When can we expect to see reduced levels of nutrients in our water if we make positive changes on the landscape? New Iowa State University research shows how complicated it is to give a sound answer to that question.
The research is featured in a recent article in the peer-reviewed Journal of Environmental Quality, co-authored by Ph.D. student Gerasimos J. Danalatos, Professor Michael Castellano and Associate Professor Sotirios V. Archontoulis, in Iowa State’s Department of Agronomy, and Calvin Wolter, a Geographic Information Systems analyst with the Iowa Department of Natural Resources.
Their study used a modeling approach, combined with water sampling data from 29 Iowa row-crop dominated watersheds monitored since 2001, to estimate the time it will take before the state can reliably identify a 41% reduction in nitrate loss to waterways from nonpoint sources, which originate primarily from agricultural land.

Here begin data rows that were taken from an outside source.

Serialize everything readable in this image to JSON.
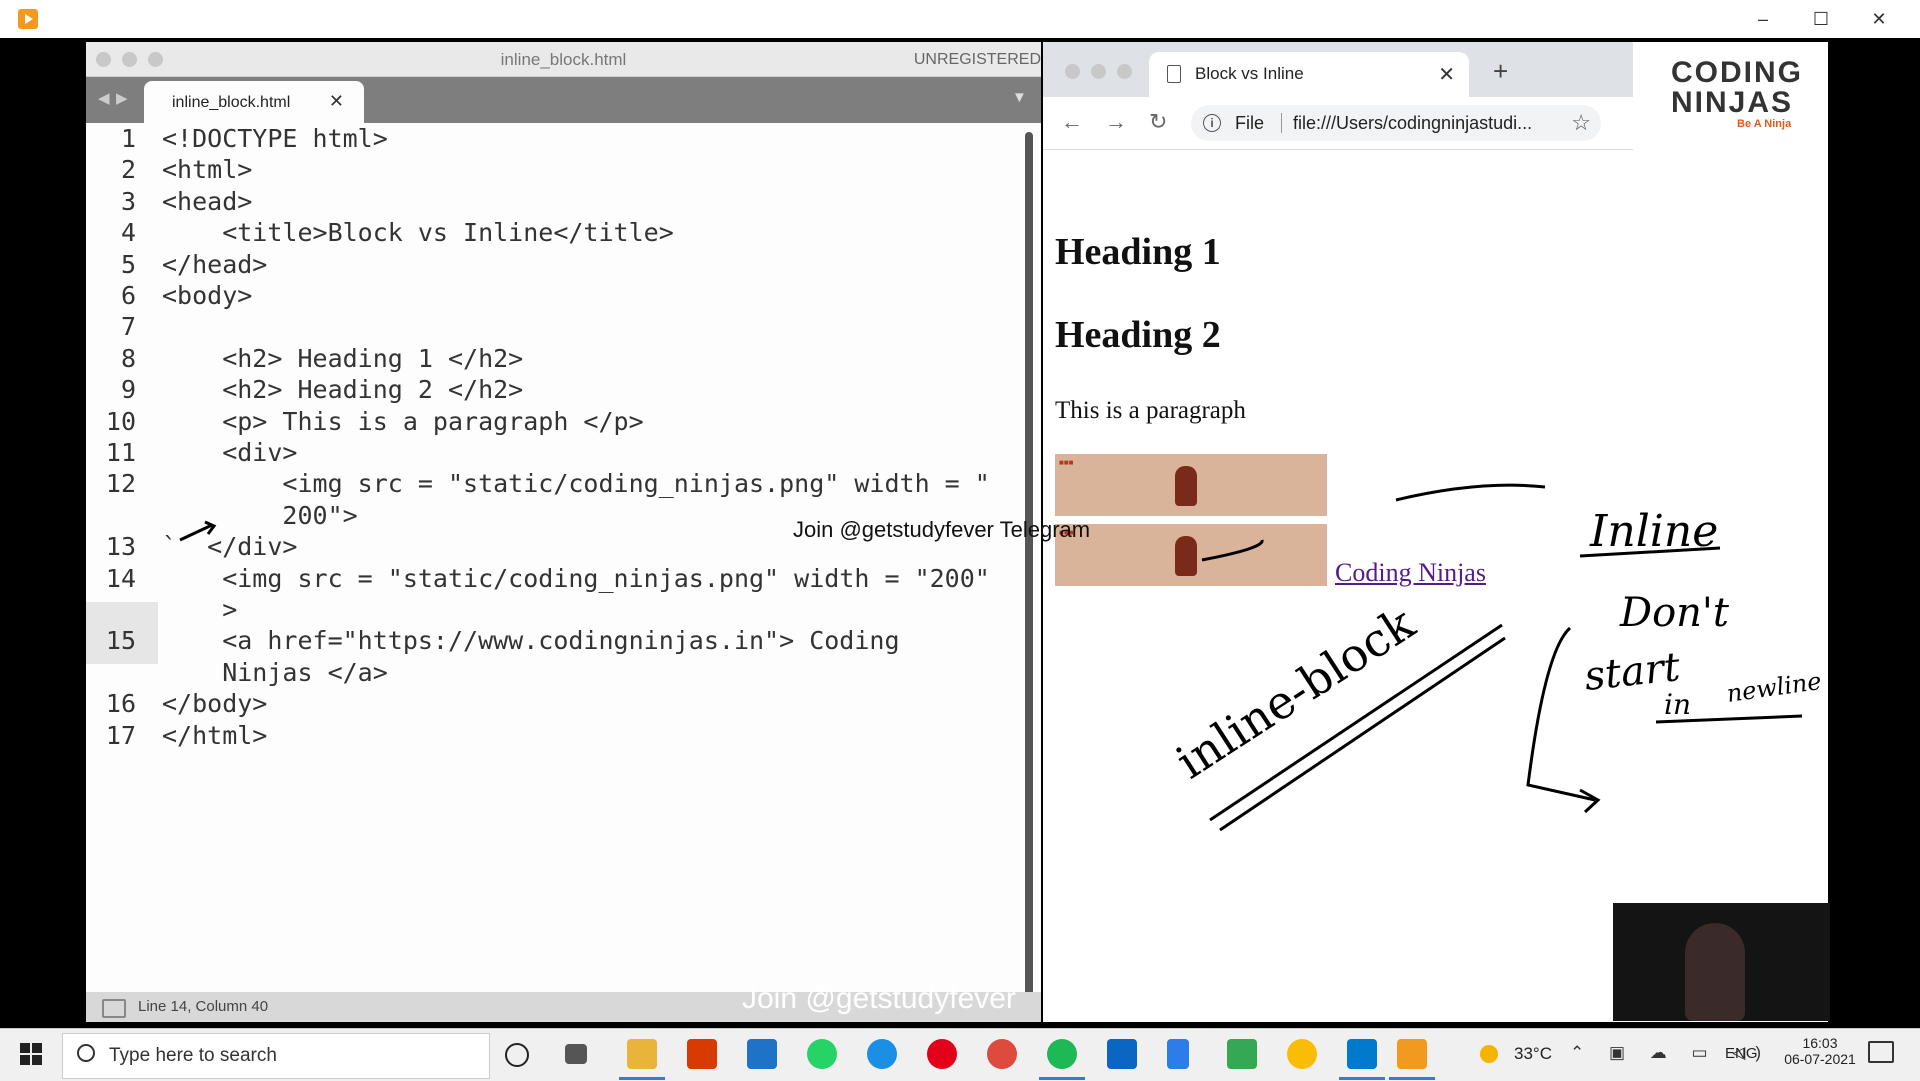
{
  "editor": {
    "title": "inline_block.html",
    "unregistered": "UNREGISTERED",
    "tab_label": "inline_block.html",
    "status": "Line 14, Column 40",
    "lines": [
      {
        "n": "1",
        "text": "<!DOCTYPE html>"
      },
      {
        "n": "2",
        "text": "<html>"
      },
      {
        "n": "3",
        "text": "<head>"
      },
      {
        "n": "4",
        "text": "    <title>Block vs Inline</title>"
      },
      {
        "n": "5",
        "text": "</head>"
      },
      {
        "n": "6",
        "text": "<body>"
      },
      {
        "n": "7",
        "text": ""
      },
      {
        "n": "8",
        "text": "    <h2> Heading 1 </h2>"
      },
      {
        "n": "9",
        "text": "    <h2> Heading 2 </h2>"
      },
      {
        "n": "10",
        "text": "    <p> This is a paragraph </p>"
      },
      {
        "n": "11",
        "text": "    <div>"
      },
      {
        "n": "12",
        "text": "        <img src = \"static/coding_ninjas.png\" width = \""
      },
      {
        "n": "",
        "text": "        200\">"
      },
      {
        "n": "13",
        "text": "`  </div>"
      },
      {
        "n": "14",
        "text": "    <img src = \"static/coding_ninjas.png\" width = \"200\""
      },
      {
        "n": "",
        "text": "    >"
      },
      {
        "n": "15",
        "text": "    <a href=\"https://www.codingninjas.in\"> Coding"
      },
      {
        "n": "",
        "text": "    Ninjas </a>"
      },
      {
        "n": "16",
        "text": "</body>"
      },
      {
        "n": "17",
        "text": "</html>"
      }
    ]
  },
  "browser": {
    "tab_title": "Block vs Inline",
    "new_tab": "+",
    "file_label": "File",
    "url": "file:///Users/codingninjastudi...",
    "logo_line1": "CODING",
    "logo_line2": "NINJAS",
    "logo_tag": "Be A Ninja",
    "heading1": "Heading 1",
    "heading2": "Heading 2",
    "paragraph": "This is a paragraph",
    "link": "Coding Ninjas"
  },
  "watermark": {
    "telegram": "Join @getstudyfever Telegram",
    "bottom": "Join @getstudyfever"
  },
  "annotations": {
    "inline_block": "inline-block",
    "inline": "Inline",
    "dont": "Don't",
    "start": "start",
    "in": "in",
    "newline": "newline"
  },
  "taskbar": {
    "search_placeholder": "Type here to search",
    "temperature": "33°C",
    "language": "ENG",
    "time": "16:03",
    "date": "06-07-2021"
  },
  "colors": {
    "editor_tag": "#1d6fb5",
    "link_visited": "#551a8b",
    "image_bg": "#d9b39a"
  }
}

The 41% goal reflects the state’s pledge in the Iowa Nutrient Reduction Strategy to reduce nitrate loss to waterways flowing into the Mississippi River, which contributes to the hypoxic dead zone in the Gulf of Mexico.
The researchers found the likelihood of measuring a statistically significant 41% reduction in flow-weighted nitrate concentrations across 15 years could be as high as 96%. That sounds encouraging. However, there was a huge range in the results across the 29 watersheds. The probability of measuring the 41% reduction (should it occur) ranged from about 23% to nearly 100%. The challenge of measuring or observing an actual reduction is primarily due to interannual (year to year) variability in precipitation.
“With that kind of range, it’s really hard to make good predictions and evaluate progress” Castellano said.
Of the water quality metrics evaluated, the researchers concluded that flow-weighted nitrate concentration offered the best opportunity to measure actual reductions in nitrate loss
“Focusing on nitrate concentration or total loss without flow-weighting tells you more about rainfall over time than about nitrate trends due to changes in land use and management” Danalatos said.
To test their ability to measure nitrate changes, the researchers used a novel approach, employing a Monte Carlo simulator, a scenario-generator that can quickly reflect the probabilities of many different situations. They ran more than 5,000 scenarios with the simulator.
In the process, they also examined several non-weather variables they thought could help explain nitrate trends, including land use and farm management changes, and soil organic matter, a measure of soil quality. Some weak relationships showed up between these variables, depending on the size of the watershed. They also looked at differences related to monitoring approaches, such as daily versus monthly sampling. In the end, properties associated with water discharge explained most of the across-watershed variation over time.
“Our results are the first to quantify just how important it is to account for interannual variability in nitrate loss when assessing long-term trends owing to changes in land use and management,” Castellano said.
“Our primary message from the research findings is that the policy-developed timelines we’re using to measure these trends do not align well with our ability to reliably track meaningful water quality changes,” Castellano said. “This is due primarily to the impact of weather. Moreover, if rainfall patterns are becoming more variable, the timeline to measure water quality changes is only going to get longer.”
The researchers emphasize good monitoring data from diverse watersheds over long time periods is critical to draw meaningful conclusions. They also stress that the challenges of measurement identified in this study further emphasize the need to draw on other relevant data when assessing water quality trends, especially land use change and adoption of conservation practices known to reduce nutrient loss.
According to Adam Schnieders, water quality resource coordinator for the Iowa Department of Natural Resources, the agency that funded the study, “The goal of the Iowa Nutrient Reduction Strategy is to achieve a 41% reduction in nitrogen and phosphorus loads leaving the state from nonpoint sources. Seeing this reflected in Iowa’s water quality will be the ultimate measure of success. This work helps us better understand how Iowa’s water monitoring data can be used to track progress toward these goals — and can help inform future efforts to account for the annual variability caused by the weather and other factors identified in this research.”